- Born: Kyoto, Japan
- Education: University of California, Berkeley
- Occupations: Author, Educator, Artist, Speaker, and Coach
- Writing career
- Subjects: Psychology of Sexuality, Japanese rope bondage, BDSM, Relationships
- Website: planetmidori.com

= Midori (author) =

Japanese-American artist, writer and sex educator

Midori (美登里) is a sexologist, educator, author, artist, speaker, and coach. Midori wrote the first English language book with instruction on Japanese rope bondage and continues to write on alternative sexual practices, including BDSM and sexual fetishism, bondage, erotic fiction, and more. She teaches classes, presents at conferences, coaches individuals and professionals, and facilitates in-depth weekend intensives. She is based in San Francisco, California.

== Biography ==
Midori was born in Kyoto, Japan, of Japanese and German parents. She grew up in Tokyo and moved to the United States at age 14. Midori studied psychology at University of California, Berkeley. She served as a United States Army Reserve Intelligence officer while earning a degree.

== Career ==
Early in her career she also worked as a condom manufacturer's sales representative. She spent a few years as a sex educator with San Francisco Sex Information. After serving in the military, she began her art career performing in queer nightclubs, collaborating with other "weirdo" transgressive and experimental artists.

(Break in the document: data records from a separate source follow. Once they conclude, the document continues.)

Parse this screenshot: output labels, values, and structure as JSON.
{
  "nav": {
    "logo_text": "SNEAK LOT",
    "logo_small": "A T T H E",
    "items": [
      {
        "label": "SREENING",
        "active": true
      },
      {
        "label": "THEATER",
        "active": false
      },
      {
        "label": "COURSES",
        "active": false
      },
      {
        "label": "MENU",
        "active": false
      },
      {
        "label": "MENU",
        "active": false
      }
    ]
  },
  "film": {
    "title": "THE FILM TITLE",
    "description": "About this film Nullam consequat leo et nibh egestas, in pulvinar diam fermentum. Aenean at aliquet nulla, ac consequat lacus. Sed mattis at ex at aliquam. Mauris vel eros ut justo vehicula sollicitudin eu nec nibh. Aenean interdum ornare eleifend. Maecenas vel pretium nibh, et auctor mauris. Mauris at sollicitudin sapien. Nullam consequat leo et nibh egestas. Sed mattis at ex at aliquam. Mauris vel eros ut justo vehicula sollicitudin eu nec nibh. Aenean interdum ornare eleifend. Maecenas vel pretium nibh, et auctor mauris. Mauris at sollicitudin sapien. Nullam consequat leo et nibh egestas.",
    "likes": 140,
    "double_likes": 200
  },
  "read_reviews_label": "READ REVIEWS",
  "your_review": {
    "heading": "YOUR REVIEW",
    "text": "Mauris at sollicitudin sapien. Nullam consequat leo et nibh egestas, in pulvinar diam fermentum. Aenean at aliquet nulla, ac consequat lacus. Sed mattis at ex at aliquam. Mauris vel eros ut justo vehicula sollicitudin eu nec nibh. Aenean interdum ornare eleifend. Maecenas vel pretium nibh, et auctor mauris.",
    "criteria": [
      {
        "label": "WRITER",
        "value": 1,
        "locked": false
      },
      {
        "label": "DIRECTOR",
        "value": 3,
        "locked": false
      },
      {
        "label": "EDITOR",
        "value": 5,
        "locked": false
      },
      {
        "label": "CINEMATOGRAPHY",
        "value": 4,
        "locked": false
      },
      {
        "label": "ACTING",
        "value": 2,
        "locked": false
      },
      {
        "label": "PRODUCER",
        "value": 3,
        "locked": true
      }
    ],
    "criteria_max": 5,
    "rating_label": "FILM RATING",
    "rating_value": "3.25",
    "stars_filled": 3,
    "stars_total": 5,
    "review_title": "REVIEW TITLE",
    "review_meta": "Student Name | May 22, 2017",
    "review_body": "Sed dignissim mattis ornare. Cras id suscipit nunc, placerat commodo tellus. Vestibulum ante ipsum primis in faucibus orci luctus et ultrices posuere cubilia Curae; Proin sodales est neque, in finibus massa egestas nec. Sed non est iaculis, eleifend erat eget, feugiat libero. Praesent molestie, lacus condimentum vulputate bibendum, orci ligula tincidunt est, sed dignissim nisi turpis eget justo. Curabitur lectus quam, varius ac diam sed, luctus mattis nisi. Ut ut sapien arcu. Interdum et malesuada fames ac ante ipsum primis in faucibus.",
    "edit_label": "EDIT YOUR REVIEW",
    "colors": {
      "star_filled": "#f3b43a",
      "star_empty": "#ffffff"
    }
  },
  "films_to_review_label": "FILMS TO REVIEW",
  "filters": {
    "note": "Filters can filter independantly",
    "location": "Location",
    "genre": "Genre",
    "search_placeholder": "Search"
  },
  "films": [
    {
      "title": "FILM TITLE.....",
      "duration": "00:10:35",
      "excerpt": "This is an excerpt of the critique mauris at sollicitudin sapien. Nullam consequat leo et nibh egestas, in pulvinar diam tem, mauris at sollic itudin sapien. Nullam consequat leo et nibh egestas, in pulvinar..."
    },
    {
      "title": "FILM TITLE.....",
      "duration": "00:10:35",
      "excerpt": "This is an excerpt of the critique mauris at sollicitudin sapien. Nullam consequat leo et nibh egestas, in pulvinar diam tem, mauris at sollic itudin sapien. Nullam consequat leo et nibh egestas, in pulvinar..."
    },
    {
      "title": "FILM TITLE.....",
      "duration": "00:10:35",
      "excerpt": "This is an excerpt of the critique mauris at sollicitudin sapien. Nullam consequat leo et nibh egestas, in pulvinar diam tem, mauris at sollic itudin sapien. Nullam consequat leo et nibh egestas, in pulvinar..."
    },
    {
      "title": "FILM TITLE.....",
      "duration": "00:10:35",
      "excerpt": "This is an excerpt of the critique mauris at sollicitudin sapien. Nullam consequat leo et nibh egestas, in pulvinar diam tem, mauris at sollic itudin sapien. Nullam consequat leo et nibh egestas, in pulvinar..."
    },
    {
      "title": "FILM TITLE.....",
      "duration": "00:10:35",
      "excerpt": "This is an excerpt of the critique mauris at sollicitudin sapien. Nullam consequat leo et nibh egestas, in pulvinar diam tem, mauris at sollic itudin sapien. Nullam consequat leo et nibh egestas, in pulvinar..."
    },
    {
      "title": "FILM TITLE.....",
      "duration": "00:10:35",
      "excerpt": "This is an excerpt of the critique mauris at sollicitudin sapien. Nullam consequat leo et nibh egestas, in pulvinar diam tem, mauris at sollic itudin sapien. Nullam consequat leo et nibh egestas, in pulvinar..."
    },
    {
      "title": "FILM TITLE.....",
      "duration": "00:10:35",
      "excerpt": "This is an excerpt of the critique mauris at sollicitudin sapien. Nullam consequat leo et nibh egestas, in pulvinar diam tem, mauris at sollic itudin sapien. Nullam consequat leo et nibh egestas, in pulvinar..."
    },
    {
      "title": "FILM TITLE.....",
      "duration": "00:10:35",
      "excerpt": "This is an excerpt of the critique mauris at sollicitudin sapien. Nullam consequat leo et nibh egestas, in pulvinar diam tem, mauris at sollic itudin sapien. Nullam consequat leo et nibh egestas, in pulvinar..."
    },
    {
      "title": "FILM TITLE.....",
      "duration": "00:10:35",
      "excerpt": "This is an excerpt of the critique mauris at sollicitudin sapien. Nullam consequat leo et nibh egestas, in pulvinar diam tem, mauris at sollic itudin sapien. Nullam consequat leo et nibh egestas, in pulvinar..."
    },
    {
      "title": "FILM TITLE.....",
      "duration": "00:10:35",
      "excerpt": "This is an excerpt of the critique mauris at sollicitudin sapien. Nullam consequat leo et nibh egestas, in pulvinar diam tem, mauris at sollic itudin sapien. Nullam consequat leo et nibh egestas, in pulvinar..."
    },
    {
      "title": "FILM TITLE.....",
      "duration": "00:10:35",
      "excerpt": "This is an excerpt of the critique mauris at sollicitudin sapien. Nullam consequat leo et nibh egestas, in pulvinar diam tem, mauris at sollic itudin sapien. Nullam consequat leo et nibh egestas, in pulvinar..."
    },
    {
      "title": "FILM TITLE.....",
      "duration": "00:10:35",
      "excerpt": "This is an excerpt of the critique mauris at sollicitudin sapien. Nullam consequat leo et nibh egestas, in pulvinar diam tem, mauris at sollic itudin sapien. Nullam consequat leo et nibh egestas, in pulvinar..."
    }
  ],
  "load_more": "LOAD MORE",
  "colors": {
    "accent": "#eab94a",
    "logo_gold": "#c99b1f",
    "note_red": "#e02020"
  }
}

Midori teaches internationally on BDSM, alternative sexuality, feminine dominance, Shibari / Japanese bondage, and kink. She has spoken at conferences, universities, and organizations promoting sexual health, wellness, and education.

In 2021, she worked with the Sexual Health Alliance to create the year-long Kink Informed Certification (KIC) Program which offers training to therapists, educators, coaches, or consultants who works with individuals engaging in kink, BDSM, and alternative sexuality.

She is known for her in-depth weekend intensives, ForteFemme: Women's Dominance Intensive and Rope Dojo: Rope Bondage Weekend Intensive where she uses her "head-heart-hands" method to create a space where people are allowed individual self-exploration. Her work focuses on helping people to create authentic and intimate relationships while emphasizing self-actualization, shame reduction, acceptance, and justice.

== Art ==
Midori is a multidisciplinary, social practice artist. She creates installations, performances, group exhibitions & social practice projects that examine human narratives, cultural experiences of queerness and Asian American Pacific Islander (AAPI) heritage, and ephemeral nature of memory and place. She has presented lectures at several universities and is a resident artist at the San Francisco Battery.

Midori's work has been shown at San Francisco Asian Art Museum, Yerba Buena Center for the Arts, Leslie Lohman Museum, SOMArts, Ithaca College, Das Arts Amsterdam, Gorilla Gallery Oaxaca, Root Division, among others.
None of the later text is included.